I dati preliminari elaborati dal centro studi di Confindustria Moda per Sistema Moda Italia e presentati in occasione di Milano Unica (in modalita web) sembrano confermare i timori, e nemmeno i peggiori, sul calo del tessile italiano nel 2020.
La diminuzione del fatturato dovrebbe essere appena inferiore alla cifra del 30% indicata come auspicata, per non dire auspicabile, dalla maggior parte degli imprenditori in pieno lockdown: alla fine nel 2020 il settore della tessitura dovrebbe aver lasciato per strada più di due miliardi di euro, ovvero il 27,4%.
A livello di comparti si va da perdite del 25% a quelle del 30%, con la sola eccezione della tessitura a maglia, che ha contenuto il calo al 15,5%. Ancora più duro il responso per la produzione, calata del 28,3%, mentre l’occupazione, con l’ampio ricorso alla CIG Covid-19 e a tutte le altre misure messe in campo per fronteggiare l’emergenza, è calata relativamente poco senza superare il 4%.
L’export dovrebbe cedere il -26,7% su base annua, l’import il -25,7% (Europa -25,2%, extra UE -31,4%, con la Cina a -32,4%). Le performance peggiori, -40% ed oltre, per gli Stati Uniti, il Portogallo, il Giappone e Hong Kong. Sul mercato interno invece la flessione dovrebbe essere del 28,9%.

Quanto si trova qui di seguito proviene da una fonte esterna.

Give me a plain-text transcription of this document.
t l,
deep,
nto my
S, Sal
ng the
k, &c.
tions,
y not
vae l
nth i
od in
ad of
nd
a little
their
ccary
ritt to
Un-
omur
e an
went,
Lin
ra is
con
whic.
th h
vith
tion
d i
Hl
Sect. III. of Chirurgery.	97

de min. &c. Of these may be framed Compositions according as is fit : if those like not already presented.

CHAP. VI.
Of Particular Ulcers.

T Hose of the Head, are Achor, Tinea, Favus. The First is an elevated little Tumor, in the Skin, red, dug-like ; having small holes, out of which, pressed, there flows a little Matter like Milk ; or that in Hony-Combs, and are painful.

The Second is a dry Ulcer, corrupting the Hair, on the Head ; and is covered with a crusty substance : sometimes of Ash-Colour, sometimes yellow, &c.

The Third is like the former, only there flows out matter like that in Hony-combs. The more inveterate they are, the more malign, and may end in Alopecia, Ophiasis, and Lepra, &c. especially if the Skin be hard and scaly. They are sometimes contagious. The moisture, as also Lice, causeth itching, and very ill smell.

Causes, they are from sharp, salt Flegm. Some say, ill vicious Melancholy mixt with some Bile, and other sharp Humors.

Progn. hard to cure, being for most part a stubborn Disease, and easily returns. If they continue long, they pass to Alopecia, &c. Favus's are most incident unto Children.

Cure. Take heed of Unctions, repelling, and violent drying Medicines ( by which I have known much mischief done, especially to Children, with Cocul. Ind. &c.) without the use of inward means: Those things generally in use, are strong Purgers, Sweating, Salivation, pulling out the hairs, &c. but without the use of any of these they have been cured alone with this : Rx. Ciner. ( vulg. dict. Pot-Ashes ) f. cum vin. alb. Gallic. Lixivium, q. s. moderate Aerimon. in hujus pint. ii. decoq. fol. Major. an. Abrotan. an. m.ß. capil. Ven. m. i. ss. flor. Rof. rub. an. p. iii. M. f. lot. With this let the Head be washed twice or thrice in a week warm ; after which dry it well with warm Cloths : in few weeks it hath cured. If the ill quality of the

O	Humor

La tessitura ortogonale ha avuto dinamiche negative già alla prima manifestazione del virus (-11,5%) per poi crollare nel periodo aprile-giugno (-38,5%) e risalire leggermente da luglio a settembre (-31,4%). Poco meglio la tessitura a maglia (-22,1%, -41,8% e -6,6% grazie alla crescita tendenziale in agosto).
Nell’arco dei nove mesi quindi il dato è -27% nel caso della tessitura ortogonale e -24,9% per la tessitura a maglia. E nell’ultimo trimestre la tendenza è stata molto simile.
Infine l’export per le tipologie di tessuto: tessuti a maglia -15,8%, di cotone -28,6%, di lino -25%, in pura seta -35,5%, seta in fibre chimiche -25,2%. I tessuti cardati calano del 25,8%, i pettinati del 43,1%.